Senta, pega uma xícara de café que lá vem a história. Recentemente o estado estridente e calamitoso do sistema prisional brasileiro voltou às manchetes dos jornais. O ano de 2017 mal começou e mais de 100 (cem) mortes foram registradas oficialmente nas instituições penais do Amazonas, Roraima e Rio Grande do Norte. O cenário escandaloso não retrata apenas uma situação emergencial, mas um quadro descritivo de natureza estrutural e crônico do processo de gestão da superlotação penitenciária. Segundo dados de 2014 a taxa de ocupação é de 161%.
A inflação carcerária é denunciada e relatada oficialmente no Brasil desde 1828, período do Império. Segundo relatório da Comissão Inspetora da época a prisão de Alajube (Rio de Janeiro) já em 1835 chegou a apresentar problemas para alocar todos os sujeitos apenados: “embora a capacidade normal da prisão fosse de 192 prisioneiros, ela alojava então 390”[1]. A inércia política que gerencia as condições da superlotação carcerária brasileira não é exclusiva dos últimos tempos, como muito se imagina, há todo um conjunto de engrenagens, disposições, manobras e estratégias que se atualizam, se integram e se diferenciam no cenário da sociedade escravista brasileira desde o século XIX, marcada pelo começo da expansão cafeeira, até às denúncias frequentes do abandono do Presídio de Urso Branco (Maranhão) à Corte Interamericana de Direitos Humanos em meados de 2002.
A inércia na implementação de políticas públicas efetivas para combater e reduzir o superpovoamento do sistema prisional não existe apenas como alegoria, mas existe e age como poderoso vetor produtor de uma realidade estável que gerencia e regula o abandono de grupos específicos – basta lembrar que segundo diversos relatórios oficiais a população carcerária brasileira possui um perfil rigidamente demarcado: jovens (cerca de 56% deles são jovens com 18 a 29 anos), negros (representando mais de 60% do total de presos) e de baixa escolaridade (metade não frequentou ou possui ensino fundamental)[2].
Segundo dois grandes nomes do estudo da violência e controle social no Brasil, Gizlene Neder e Nilo Batista, o liberalismo à brasileira acontece com a legitimação da combinação do disciplinamento com suplício, e serve de garantia para uma organização social rígida e hierarquizada. Com efeito, o estado catastrófico do sistema prisional brasileiro, marcado principalmente pela superpopulação carcerária, não pode e não deve ser configurado como mera consequência de falha ou ineficiência da gestão do Estado, mas como uma condição de formação e de desenvolvimento do capitalismo e da sociedade brasileira sedimentada em grandes desigualdades duráveis. Nessa perspectiva, a superlotação carcerária e a tragédia contada e recontada do sistema prisional funciona como uma espécie de tecnologia política movida por uma aparente inércia que se estende ao longo dos anos no Brasil e sedimentam a (re) produção de uma determinada realidade ao agir de dentro/sobre indivíduos, no interior do campo econômico movimentando o sistema produtivo capitalista.

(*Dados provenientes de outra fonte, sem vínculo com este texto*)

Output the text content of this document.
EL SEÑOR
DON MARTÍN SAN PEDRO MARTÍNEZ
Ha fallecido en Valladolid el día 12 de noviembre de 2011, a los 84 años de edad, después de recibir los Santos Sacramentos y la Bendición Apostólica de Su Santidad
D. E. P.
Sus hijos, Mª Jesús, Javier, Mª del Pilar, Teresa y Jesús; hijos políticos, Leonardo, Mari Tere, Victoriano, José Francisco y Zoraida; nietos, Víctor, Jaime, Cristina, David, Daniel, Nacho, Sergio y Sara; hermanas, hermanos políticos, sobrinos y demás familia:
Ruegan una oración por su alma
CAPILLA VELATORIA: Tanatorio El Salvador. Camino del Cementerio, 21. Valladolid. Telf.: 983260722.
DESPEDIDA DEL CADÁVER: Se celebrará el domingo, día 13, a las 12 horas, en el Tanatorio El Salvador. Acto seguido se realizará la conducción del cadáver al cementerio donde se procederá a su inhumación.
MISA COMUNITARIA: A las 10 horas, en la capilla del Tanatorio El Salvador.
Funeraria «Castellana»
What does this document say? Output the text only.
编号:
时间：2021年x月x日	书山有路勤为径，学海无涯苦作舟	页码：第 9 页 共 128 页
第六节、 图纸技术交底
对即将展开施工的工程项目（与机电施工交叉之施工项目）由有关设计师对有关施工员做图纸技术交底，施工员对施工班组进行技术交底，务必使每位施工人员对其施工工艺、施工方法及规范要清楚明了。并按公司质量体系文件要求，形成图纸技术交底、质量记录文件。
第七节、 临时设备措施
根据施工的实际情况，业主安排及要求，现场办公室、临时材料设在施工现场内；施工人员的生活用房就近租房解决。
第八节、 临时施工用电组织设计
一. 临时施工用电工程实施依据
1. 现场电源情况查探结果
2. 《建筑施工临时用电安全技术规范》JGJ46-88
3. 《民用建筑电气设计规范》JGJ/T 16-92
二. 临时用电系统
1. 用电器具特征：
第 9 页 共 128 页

Assim, o conformismo político já não deve mais ser encarado como um escândalo, mas como uma escolha política. A estratégia de garantir a manutenção da superlotação no contexto nacional funciona como um convite ao oportunismo a projetos de políticas de privatização das instituições prisionais que chegam ao Brasil em meio à fúria neoliberal que procura (e almeja) tornar todos os setores da vida social organizados e atuantes segundo a lógica de mercado. É nesse contexto que o Conselho Nacional de Política Criminal e Penitenciária (CNPCP), órgão subordinado ao Ministério da Justiça e encarregado da formulação de diretrizes para a área, propõe formalmente em janeiro de 1992, adoção das prisões privadas no Brasil. Em uma entrevista o próprio presidente do CNPCP afirmava que o objetivo era “converter as prisões em fábricas”[3].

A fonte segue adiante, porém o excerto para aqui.